Wednesday, July 9, 2025
By RASHAD ROLLE
Tribune News Editor
rrolle@tribunemedia.net
A RETIRED public school teacher who spent more than four decades in the classroom is taking the government to court, claiming he’s been unfairly denied a pension owed to him for years.
Benjamin F Thomas, now in his 80s, says he served continuously in the Bahamian public education system from 1961 until his retirement in 1997, well beyond the minimum age required for pension eligibility. However, government officials insist he wasn’t entitled to a pension at all.
The case is set to proceed to trial following a Supreme Court ruling that both sides’ arguments need to be fully aired. In a judgment recently handed down, Justice Carla Card-Stubbs declined to strike out either the government’s defence or Mr Thomas’s claim, saying the matter raised factual and legal questions that could not be resolved on paper alone.
At the centre of the dispute are two key issues: whether Mr Thomas was ever formally appointed to a pensionable position within the public service, and whether his citizenship status at the time of his retirement disqualified him from receiving a pension.
Mr Thomas argues that he was a permanent public officer who, by virtue of serving for over 40 years, should have automatically qualified for a pension under Bahamian law. He began teaching in The Bahamas when it was still a British colony and says he was registered as a “belonger” of the Bahamas in 1963.
He maintains that this status entitled him to Bahamian citizenship when the country gained independence in 1973. Even so, Mr Thomas says he applied for citizenship again in the 1990s, and his application was approved just months before he retired.
The government sees it differently. Officials argue that Mr Thomas never held a pensionable post and was, at all times, a contract worker. They say he received a gratuity upon retirement in 1997 — final compensation for his service — and that no further benefits are owed.
In 2022, decades after his last day in the classroom, Mr Thomas received a letter from the Ministry of Foreign Affairs formally stating that he was not eligible for a pension because he was not a Bahamian citizen at the time of retirement. A follow-up email reiterated that position, prompting him to launch his lawsuit.
In court filings, Mr Thomas has pointed to earlier correspondence from the Ministry of Education suggesting that officials once regarded him as eligible for retirement benefits. In a 1996 letter, the ministry encouraged him to complete pension forms to “ensure the expeditious processing of your retirement benefit.” A separate letter, however, warned that unless he obtained Bahamian citizenship before turning 60, he would only be entitled to a gratuity.
He says that even if citizenship were required, he had obtained it before retiring.
For their part, government lawyers say there is no documentary evidence that Mr Thomas was ever moved to the permanent and pensionable establishment. They argue that employment in the public service — particularly with pensionable status — is not automatic, even for citizens.

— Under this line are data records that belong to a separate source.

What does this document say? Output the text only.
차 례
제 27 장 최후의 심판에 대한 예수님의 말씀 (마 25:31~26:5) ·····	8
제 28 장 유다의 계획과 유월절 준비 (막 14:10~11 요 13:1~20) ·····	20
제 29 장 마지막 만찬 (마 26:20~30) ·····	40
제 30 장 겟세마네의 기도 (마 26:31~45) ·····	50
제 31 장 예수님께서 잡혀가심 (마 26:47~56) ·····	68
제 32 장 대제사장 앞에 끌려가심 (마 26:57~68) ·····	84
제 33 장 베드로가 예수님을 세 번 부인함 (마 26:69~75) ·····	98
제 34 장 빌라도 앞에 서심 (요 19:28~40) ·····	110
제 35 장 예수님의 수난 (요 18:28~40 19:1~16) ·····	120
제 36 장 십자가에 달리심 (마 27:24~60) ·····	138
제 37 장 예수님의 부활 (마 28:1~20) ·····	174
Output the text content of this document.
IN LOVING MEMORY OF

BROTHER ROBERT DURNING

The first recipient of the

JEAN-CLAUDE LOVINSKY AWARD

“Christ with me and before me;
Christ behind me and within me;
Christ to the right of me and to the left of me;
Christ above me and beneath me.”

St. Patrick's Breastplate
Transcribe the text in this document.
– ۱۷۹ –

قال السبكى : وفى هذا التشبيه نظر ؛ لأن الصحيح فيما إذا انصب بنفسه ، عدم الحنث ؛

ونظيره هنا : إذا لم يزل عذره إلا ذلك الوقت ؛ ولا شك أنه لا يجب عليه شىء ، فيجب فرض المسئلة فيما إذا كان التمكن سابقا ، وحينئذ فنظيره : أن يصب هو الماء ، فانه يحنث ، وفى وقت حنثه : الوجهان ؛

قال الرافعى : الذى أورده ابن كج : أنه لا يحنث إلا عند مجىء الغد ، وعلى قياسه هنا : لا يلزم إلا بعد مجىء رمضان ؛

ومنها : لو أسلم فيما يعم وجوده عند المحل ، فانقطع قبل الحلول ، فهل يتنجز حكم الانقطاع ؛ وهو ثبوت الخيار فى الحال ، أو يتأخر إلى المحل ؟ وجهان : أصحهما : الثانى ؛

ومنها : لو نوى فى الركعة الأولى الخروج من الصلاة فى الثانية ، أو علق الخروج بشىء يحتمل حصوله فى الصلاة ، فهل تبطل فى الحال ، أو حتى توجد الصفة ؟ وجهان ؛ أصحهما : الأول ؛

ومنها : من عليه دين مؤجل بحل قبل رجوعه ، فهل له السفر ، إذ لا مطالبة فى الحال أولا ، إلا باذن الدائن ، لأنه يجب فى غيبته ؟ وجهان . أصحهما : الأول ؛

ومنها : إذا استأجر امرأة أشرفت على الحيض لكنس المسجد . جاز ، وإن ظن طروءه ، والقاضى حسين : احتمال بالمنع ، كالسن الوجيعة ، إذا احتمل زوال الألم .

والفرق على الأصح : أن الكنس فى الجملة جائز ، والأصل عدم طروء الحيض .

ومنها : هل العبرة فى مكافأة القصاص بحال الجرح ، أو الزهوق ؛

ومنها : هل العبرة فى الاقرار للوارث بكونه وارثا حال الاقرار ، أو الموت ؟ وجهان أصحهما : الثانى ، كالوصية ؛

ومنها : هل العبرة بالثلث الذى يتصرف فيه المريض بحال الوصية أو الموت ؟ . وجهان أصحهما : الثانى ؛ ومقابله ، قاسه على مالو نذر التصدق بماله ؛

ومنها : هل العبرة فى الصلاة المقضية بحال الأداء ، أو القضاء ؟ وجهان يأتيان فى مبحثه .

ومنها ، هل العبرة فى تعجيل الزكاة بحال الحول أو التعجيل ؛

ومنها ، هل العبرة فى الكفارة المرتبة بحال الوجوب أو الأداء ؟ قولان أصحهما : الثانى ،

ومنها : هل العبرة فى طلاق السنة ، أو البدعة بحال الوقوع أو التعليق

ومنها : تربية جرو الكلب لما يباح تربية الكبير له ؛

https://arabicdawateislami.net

In separate interlocutory applications, both sides asked the court to strike out the other’s case. Mr Thomas argued the government’s defence had no merit. The government, in turn, said his claim was “frivolous and vexatious” and should have been filed years ago.
Justice Card-Stubbs rejected both applications. She ruled that the issues at play were too complex and fact-dependent to be resolved without a trial. The judge also dismissed the government’s argument that the claim was out of time, saying the repeated failure to pay the pension amounted to ongoing breaches that restarted the clock.